Hugo Fleury, pourquoi chantez-vous en français?

Parce que pour moi, ça va de soi. J'ai la chance d'être né dans un pays francophone, alors je ne vois pas pourquoi je nierais l'essence de mon identité en chantant dans la langue du voisin. Le français figure parmi les langues les plus riches et les plus lyriques du monde.

L'idée est de chanter le français comme un francophone et non pas comme un anglophone. C'est quand on essaie d'imiter Céline ou Mario Pelchat que le français parait quétaine. Quand on s'inspire des grands chanteurs comme Brassens, Brel et Leclerc, ça prend tout son sens de chanter en français. Il faut s'inspirer de ceux qui ont des choses à dire et qui prennent la langue (et la voix) pour autre chose qu'un instrument de musique.
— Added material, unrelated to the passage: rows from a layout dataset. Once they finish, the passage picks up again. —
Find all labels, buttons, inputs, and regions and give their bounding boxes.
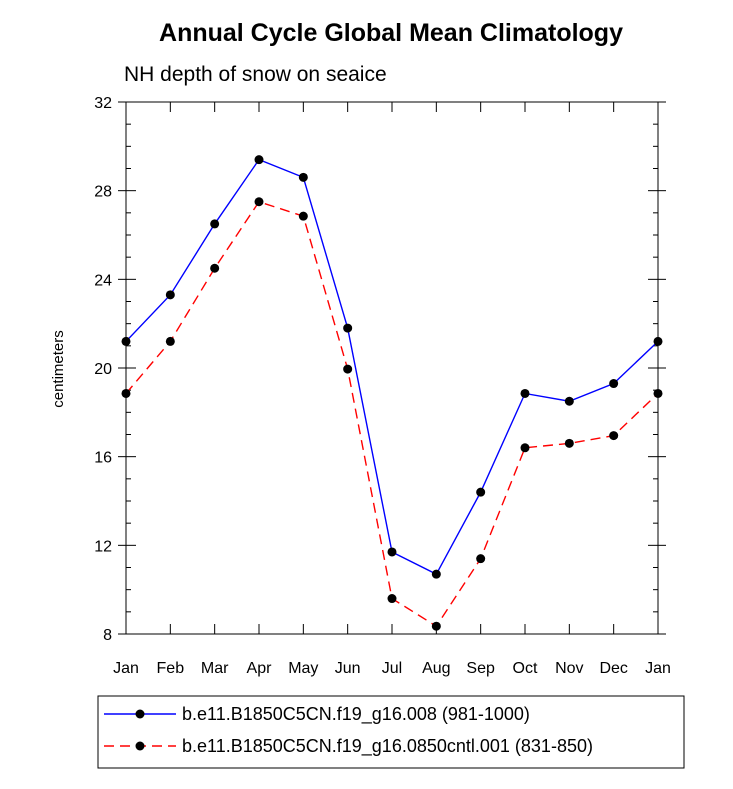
series-1-point [564,396,574,406]
series-2-point [564,438,574,448]
axis-ticks [118,101,666,635]
y-tick-label: 16 [94,450,112,467]
x-tick-label: Jul [382,660,402,677]
series-1-point [121,336,131,346]
legend: b.e11.B1850C5CN.f19_g16.008 (981-1000) b.… [97,695,685,769]
series-1-point [431,569,441,579]
series-2-point [609,431,619,441]
y-tick-labels: 8 12 16 20 24 28 32 [94,95,112,644]
series-2-point [121,388,131,398]
series-2-point [210,263,220,273]
legend-marker-1 [135,709,145,719]
series-1-point [254,155,264,165]
x-tick-label: Feb [157,660,185,677]
series-2-point [343,364,353,374]
x-tick-label: Mar [201,660,229,677]
series-2-point [387,594,397,604]
chart-title: Annual Cycle Global Mean Climatology [159,19,623,47]
series-1-point [387,547,397,557]
x-tick-label: Oct [513,660,538,677]
series-2-point [653,388,663,398]
legend-box [97,695,685,769]
legend-label-2: b.e11.B1850C5CN.f19_g16.0850cntl.001 (83… [182,736,593,757]
series-1-point [653,336,663,346]
series-1-point [520,388,530,398]
x-tick-label: May [288,660,318,677]
series-2-point [165,336,175,346]
series-1-point [210,219,220,229]
series-2-point [254,197,264,207]
series-line-1 [125,158,659,576]
series-layer [121,155,663,631]
plot-area: 8 12 16 20 24 28 32 Jan Feb Mar Apr May Jun Jul Aug Se… [94,95,671,677]
legend-label-1: b.e11.B1850C5CN.f19_g16.008 (981-1000) [182,704,530,725]
x-tick-label: Nov [555,660,583,677]
series-2-point [520,443,530,453]
x-tick-label: Jun [335,660,361,677]
series-1-point [298,172,308,182]
x-tick-label: Jan [645,660,671,677]
series-2-point [431,621,441,631]
chart-subtitle: NH depth of snow on seaice [124,63,387,86]
y-tick-label: 8 [103,627,112,644]
series-1-point [476,487,486,497]
y-tick-label: 12 [94,538,112,555]
y-tick-label: 32 [94,95,112,112]
y-tick-label: 28 [94,184,112,201]
series-1-point [165,290,175,300]
x-tick-label: Aug [422,660,450,677]
legend-marker-2 [135,741,145,751]
series-1-point [609,379,619,389]
series-1-point [343,323,353,333]
legend-items: b.e11.B1850C5CN.f19_g16.008 (981-1000) b.… [104,704,593,757]
x-tick-label: Jan [113,660,139,677]
series-2-point [298,211,308,221]
x-tick-labels: Jan Feb Mar Apr May Jun Jul Aug Sep Oct Nov Dec Jan [113,660,671,677]
series-2-point [476,554,486,564]
series-line-2 [125,200,659,628]
x-tick-label: Sep [466,660,495,677]
y-tick-label: 20 [94,361,112,378]
x-tick-label: Apr [247,660,273,677]
y-tick-label: 24 [94,272,112,289]
y-axis-label: centimeters [50,330,67,408]
x-tick-label: Dec [599,660,627,677]
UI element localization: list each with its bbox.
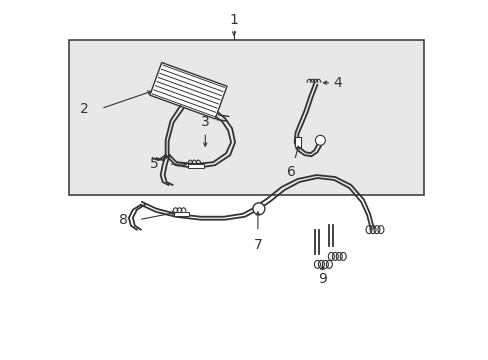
Circle shape (315, 135, 325, 145)
Text: 9: 9 (317, 272, 326, 286)
Text: 4: 4 (333, 76, 342, 90)
Bar (173, 212, 189, 216)
Circle shape (252, 203, 264, 215)
Bar (69, 40, 423, 195)
Text: 8: 8 (119, 213, 128, 227)
Text: 3: 3 (201, 116, 209, 129)
Text: 7: 7 (253, 238, 262, 252)
Text: 2: 2 (81, 102, 89, 116)
Text: 1: 1 (229, 13, 238, 27)
Text: 5: 5 (150, 157, 158, 171)
Bar (294, 137, 300, 147)
Polygon shape (149, 63, 226, 119)
Bar (188, 164, 204, 168)
Text: 6: 6 (286, 165, 295, 179)
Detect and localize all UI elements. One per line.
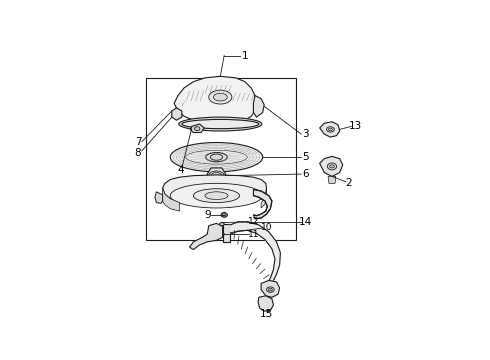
- Text: 11: 11: [247, 230, 259, 239]
- Ellipse shape: [221, 213, 227, 217]
- Polygon shape: [261, 188, 267, 208]
- Polygon shape: [163, 188, 179, 211]
- Polygon shape: [207, 168, 226, 183]
- Polygon shape: [190, 223, 222, 249]
- Ellipse shape: [205, 192, 228, 199]
- Text: 4: 4: [177, 165, 184, 175]
- Polygon shape: [328, 176, 336, 183]
- Polygon shape: [253, 95, 264, 117]
- Polygon shape: [172, 108, 182, 120]
- Text: 12: 12: [248, 217, 259, 226]
- Ellipse shape: [194, 189, 240, 203]
- Ellipse shape: [170, 143, 263, 172]
- Text: 7: 7: [135, 137, 141, 147]
- Text: 8: 8: [135, 148, 141, 158]
- Polygon shape: [319, 156, 343, 176]
- Polygon shape: [155, 192, 163, 203]
- Polygon shape: [253, 189, 272, 219]
- Text: 3: 3: [302, 129, 308, 139]
- Polygon shape: [190, 124, 204, 132]
- Text: 15: 15: [260, 309, 273, 319]
- Text: 6: 6: [302, 169, 309, 179]
- Ellipse shape: [179, 117, 262, 131]
- Ellipse shape: [182, 120, 259, 129]
- Polygon shape: [174, 76, 257, 124]
- Polygon shape: [222, 224, 230, 242]
- Ellipse shape: [222, 214, 226, 216]
- Bar: [146, 78, 296, 239]
- Text: 10: 10: [261, 223, 272, 232]
- Text: 13: 13: [348, 121, 362, 131]
- Ellipse shape: [220, 222, 224, 226]
- Polygon shape: [319, 122, 340, 137]
- Ellipse shape: [213, 93, 227, 101]
- Text: 1: 1: [242, 50, 248, 60]
- Polygon shape: [163, 175, 267, 206]
- Ellipse shape: [330, 165, 334, 168]
- Ellipse shape: [326, 127, 334, 132]
- Text: 2: 2: [345, 178, 352, 188]
- Ellipse shape: [210, 154, 222, 160]
- Text: 5: 5: [302, 152, 308, 162]
- Ellipse shape: [269, 288, 272, 291]
- Ellipse shape: [195, 127, 200, 131]
- Ellipse shape: [327, 163, 337, 170]
- Ellipse shape: [186, 150, 247, 164]
- Polygon shape: [258, 296, 273, 311]
- Text: 14: 14: [299, 217, 313, 227]
- Polygon shape: [230, 222, 280, 283]
- Ellipse shape: [209, 90, 232, 104]
- Ellipse shape: [267, 287, 274, 292]
- Ellipse shape: [328, 128, 332, 131]
- Ellipse shape: [211, 172, 222, 179]
- Ellipse shape: [206, 153, 227, 162]
- Polygon shape: [261, 280, 280, 297]
- Text: 9: 9: [204, 210, 211, 220]
- Ellipse shape: [220, 233, 224, 236]
- Ellipse shape: [170, 183, 263, 208]
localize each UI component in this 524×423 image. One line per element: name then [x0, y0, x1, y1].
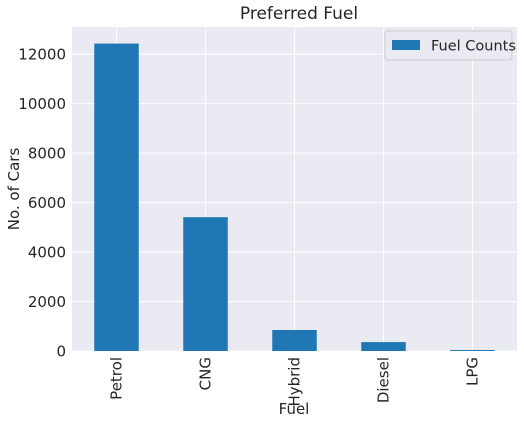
bars [94, 43, 495, 352]
y-axis-ticks: 0 2000 4000 6000 8000 10000 12000 [18, 46, 66, 361]
x-axis-title: Fuel [279, 400, 310, 418]
bar-cng [183, 217, 228, 351]
legend: Fuel Counts [384, 30, 516, 61]
legend-label: Fuel Counts [431, 39, 516, 55]
y-tick-label: 10000 [18, 95, 66, 113]
bar-hybrid [272, 329, 317, 351]
chart-title: Preferred Fuel [240, 4, 358, 24]
x-tick-label: Petrol [108, 357, 126, 400]
x-tick-label: Hybrid [286, 357, 304, 407]
y-tick-label: 12000 [18, 46, 66, 64]
legend-swatch [392, 40, 420, 50]
y-tick-label: 6000 [28, 194, 66, 212]
bar-diesel [361, 342, 406, 351]
y-tick-label: 8000 [28, 145, 66, 163]
bar-petrol [94, 43, 139, 352]
y-tick-label: 2000 [28, 293, 66, 311]
bar-lpg [450, 350, 495, 351]
x-tick-label: CNG [197, 357, 215, 390]
legend-box [384, 30, 513, 61]
x-tick-label: Diesel [375, 357, 393, 403]
y-tick-label: 4000 [28, 244, 66, 262]
y-tick-label: 0 [56, 343, 66, 361]
y-axis-title: No. of Cars [5, 148, 23, 231]
x-axis-ticks: Petrol CNG Hybrid Diesel LPG [108, 357, 482, 407]
x-tick-label: LPG [464, 357, 482, 386]
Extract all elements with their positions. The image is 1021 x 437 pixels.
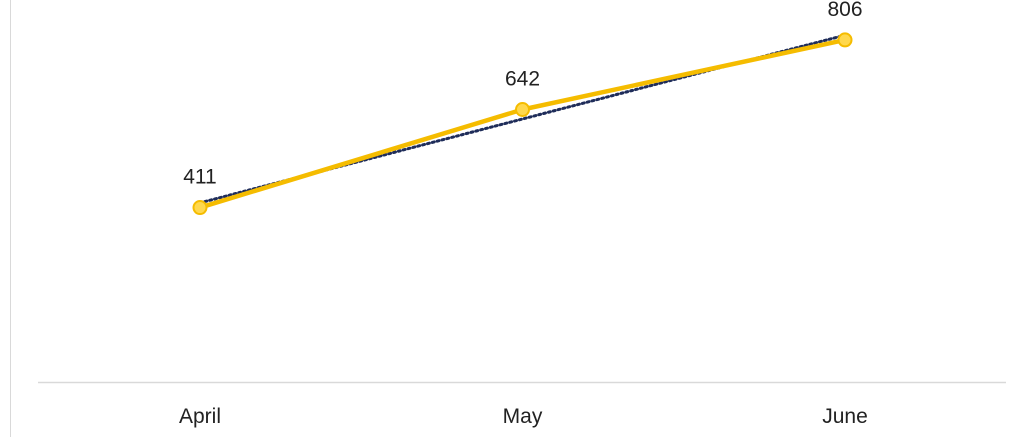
data-point-june xyxy=(837,32,853,48)
marker-layer xyxy=(192,32,853,216)
x-tick-label-april: April xyxy=(179,405,221,428)
data-label-april: 411 xyxy=(183,166,216,189)
x-tick-label-may: May xyxy=(503,405,543,428)
x-tick-layer: April May June xyxy=(179,405,868,428)
data-point-may xyxy=(515,102,530,118)
series-layer xyxy=(197,37,848,210)
data-label-layer: 411 642 806 xyxy=(183,0,862,189)
x-tick-label-june: June xyxy=(822,405,868,428)
series-line xyxy=(197,37,848,210)
data-label-may: 642 xyxy=(505,68,540,91)
data-label-june: 806 xyxy=(827,0,862,21)
data-point-april xyxy=(192,200,208,216)
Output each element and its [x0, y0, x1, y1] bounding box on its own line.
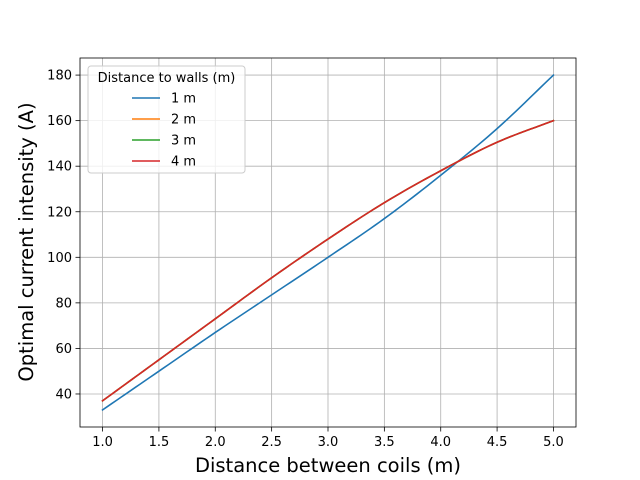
x-tick-label-3: 2.5: [261, 435, 282, 450]
legend-label-2-m: 2 m: [171, 113, 196, 128]
y-tick-label-6: 160: [47, 114, 72, 129]
x-axis-label: Distance between coils (m): [195, 454, 461, 477]
x-tick-label-4: 3.0: [318, 435, 339, 450]
y-tick-label-4: 120: [47, 205, 72, 220]
x-tick-label-8: 5.0: [543, 435, 564, 450]
legend-label-3-m: 3 m: [171, 134, 196, 149]
y-tick-label-2: 80: [55, 296, 72, 311]
x-tick-label-0: 1.0: [92, 435, 113, 450]
x-tick-label-5: 3.5: [374, 435, 395, 450]
x-tick-label-1: 1.5: [149, 435, 170, 450]
y-tick-label-3: 100: [47, 251, 72, 266]
y-tick-label-7: 180: [47, 69, 72, 84]
legend: Distance to walls (m) 1 m 2 m 3 m 4 m: [87, 65, 246, 174]
legend-title: Distance to walls (m): [98, 71, 236, 86]
y-tick-label-5: 140: [47, 160, 72, 175]
x-tick-label-7: 4.5: [487, 435, 508, 450]
legend-label-4-m: 4 m: [171, 155, 196, 170]
y-axis-label: Optimal current intensity (A): [15, 102, 38, 381]
legend-box: [87, 65, 246, 174]
legend-label-1-m: 1 m: [171, 92, 196, 107]
y-tick-label-1: 60: [55, 342, 72, 357]
series-line-4-m: [101, 119, 555, 402]
axes-frame: [79, 57, 577, 428]
y-tick-label-0: 40: [55, 387, 72, 402]
x-tick-label-6: 4.0: [430, 435, 451, 450]
x-tick-label-2: 2.0: [205, 435, 226, 450]
series-line-1-m: [101, 73, 555, 412]
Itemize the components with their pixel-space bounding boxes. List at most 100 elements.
Donc qui pensent au contenu avant de s'acharner sur le contenant, comme de vulgaires techniciens...

Si vous souhaitez que je nomme quelques noms plus récents, en voici : Les Colocs, Loco Locass, La Bronze, Grand Corps Malade, Stromae, Louis-Jean Cormier...

Cette année, le thème de la Semaine de la francophonie est « Les mots qui voyagent ». On m’a dit que vous aviez beaucoup voyagé. Est-ce qu’on peut le sentir dans votre musique?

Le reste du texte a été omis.